Wyoming, misalnya, memiliki satu perwakilan DPR untuk semua sekitar 570.000 penghuninya. California, negara bagian yang jauh lebih padat, memiliki 53 perwakilan di DPR, tetapi masing-masing anggota kongres dan wanita mewakili lebih dari 700.000 warga California.
Karena sebagian besar negara bagian (48 plus Washington D.C ) memberikan semua suara elektoral mereka kepada orang yang memenangkan suara populer di seluruh negara bagian, secara matematis mungkin untuk memenangkan lebih banyak suara elektoral sambil tetap kehilangan suara populer.
Misalnya, jika satu kandidat menang dengan persentase besar di beberapa negara bagian yang sangat padat, misalnya, mereka mungkin akan memenangkan suara populer.
Tetapi jika lawan mereka memenangkan sekelompok negara bagian yang lebih kecil dengan selisih tipis, dia masih bisa memenangkan Electoral College.

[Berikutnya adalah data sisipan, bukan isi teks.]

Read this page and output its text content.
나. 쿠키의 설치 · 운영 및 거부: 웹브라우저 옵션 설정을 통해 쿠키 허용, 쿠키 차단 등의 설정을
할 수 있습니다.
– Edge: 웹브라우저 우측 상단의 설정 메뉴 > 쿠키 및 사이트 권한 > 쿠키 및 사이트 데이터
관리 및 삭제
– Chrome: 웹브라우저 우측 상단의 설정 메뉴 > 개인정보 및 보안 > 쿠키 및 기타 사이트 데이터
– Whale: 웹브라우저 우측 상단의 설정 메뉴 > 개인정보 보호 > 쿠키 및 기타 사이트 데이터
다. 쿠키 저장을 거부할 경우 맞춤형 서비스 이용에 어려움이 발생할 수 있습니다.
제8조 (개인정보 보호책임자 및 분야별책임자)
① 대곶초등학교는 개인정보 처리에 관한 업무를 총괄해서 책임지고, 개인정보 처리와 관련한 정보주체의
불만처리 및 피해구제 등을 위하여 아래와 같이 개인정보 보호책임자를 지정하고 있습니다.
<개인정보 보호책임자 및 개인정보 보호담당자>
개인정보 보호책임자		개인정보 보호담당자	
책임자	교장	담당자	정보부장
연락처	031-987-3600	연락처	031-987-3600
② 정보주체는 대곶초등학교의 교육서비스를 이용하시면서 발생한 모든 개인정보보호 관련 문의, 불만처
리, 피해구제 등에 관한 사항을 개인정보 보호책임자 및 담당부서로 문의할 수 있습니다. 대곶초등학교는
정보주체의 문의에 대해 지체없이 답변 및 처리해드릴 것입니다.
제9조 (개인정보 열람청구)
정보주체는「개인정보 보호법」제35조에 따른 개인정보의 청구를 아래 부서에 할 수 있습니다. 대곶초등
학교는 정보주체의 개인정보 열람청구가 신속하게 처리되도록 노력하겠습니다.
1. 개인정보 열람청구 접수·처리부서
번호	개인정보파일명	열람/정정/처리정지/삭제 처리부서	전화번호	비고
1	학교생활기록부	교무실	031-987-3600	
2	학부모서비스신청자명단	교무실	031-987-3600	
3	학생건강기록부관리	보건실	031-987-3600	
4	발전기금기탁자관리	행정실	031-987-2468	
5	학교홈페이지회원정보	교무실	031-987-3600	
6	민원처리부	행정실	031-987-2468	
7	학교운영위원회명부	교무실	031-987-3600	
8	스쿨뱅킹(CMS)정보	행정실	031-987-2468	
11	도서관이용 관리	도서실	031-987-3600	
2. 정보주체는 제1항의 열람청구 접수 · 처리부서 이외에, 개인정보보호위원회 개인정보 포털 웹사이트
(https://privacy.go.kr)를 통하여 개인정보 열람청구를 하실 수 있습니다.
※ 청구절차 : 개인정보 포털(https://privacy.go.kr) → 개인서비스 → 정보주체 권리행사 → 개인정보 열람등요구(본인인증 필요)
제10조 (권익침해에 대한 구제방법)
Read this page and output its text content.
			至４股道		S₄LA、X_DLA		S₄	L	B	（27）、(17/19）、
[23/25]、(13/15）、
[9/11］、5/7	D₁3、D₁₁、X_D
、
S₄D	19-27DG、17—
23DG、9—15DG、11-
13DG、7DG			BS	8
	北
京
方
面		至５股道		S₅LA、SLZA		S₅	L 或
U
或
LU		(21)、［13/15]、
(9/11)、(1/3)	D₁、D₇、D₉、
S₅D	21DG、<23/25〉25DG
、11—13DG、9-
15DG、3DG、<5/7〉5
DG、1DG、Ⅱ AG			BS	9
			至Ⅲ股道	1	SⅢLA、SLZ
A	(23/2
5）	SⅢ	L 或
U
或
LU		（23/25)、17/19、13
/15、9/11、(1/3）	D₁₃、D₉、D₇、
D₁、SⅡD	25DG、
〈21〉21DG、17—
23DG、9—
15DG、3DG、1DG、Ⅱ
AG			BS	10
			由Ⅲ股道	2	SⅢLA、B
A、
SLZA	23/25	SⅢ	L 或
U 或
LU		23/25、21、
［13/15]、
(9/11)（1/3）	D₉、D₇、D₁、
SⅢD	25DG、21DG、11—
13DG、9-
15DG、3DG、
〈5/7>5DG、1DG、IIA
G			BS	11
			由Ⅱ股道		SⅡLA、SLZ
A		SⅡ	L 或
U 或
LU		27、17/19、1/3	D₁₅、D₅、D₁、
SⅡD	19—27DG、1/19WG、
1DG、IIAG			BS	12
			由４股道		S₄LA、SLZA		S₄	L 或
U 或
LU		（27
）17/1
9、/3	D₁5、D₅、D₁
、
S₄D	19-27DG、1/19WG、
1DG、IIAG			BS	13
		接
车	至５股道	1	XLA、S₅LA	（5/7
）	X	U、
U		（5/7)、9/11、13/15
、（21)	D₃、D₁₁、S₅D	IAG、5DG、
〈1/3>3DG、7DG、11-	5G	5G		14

Pada dasarnya hal itulah yang terjadi pada tahun 2016.
Melansir laman History, Selasa (3/11/2020), berikut adalah 5 presiden yang berhasil memenangkan pemilu walaupun tidak mendapat suara pendukung terbanyak:
Saksikan Video Pilihan di Bawah Ini:
1. John Quincy Adams (1824)
Ini adalah kali pertama dari dua kesempatan ketika seseorang yang pada akhirnya terpilih sebagai presiden pertama kali kehilangan suara rakyat dan suara elektoral.
Pada tahun 1824, ada empat calon presiden di mana semua anggota datang dari partai Demokrat-Republik yang sama. Mereka adalah Andrew Jackson, John Quincy Adams, William Crawford dan Henry Clay.
Ketika suara dihitung, Andrew Jackson memenangkan sejumlah suara populer dan Electoral College. Tetapi untuk memenangkan kursi kepresidenan, ia membutuhkan lebih dari pluralitas (suara elektoral terbanyak).
Kandidat membutuhkan mayoritas (lebih dari setengah) dan Jackson membutuhkan 32 suara elektoral yang lagi.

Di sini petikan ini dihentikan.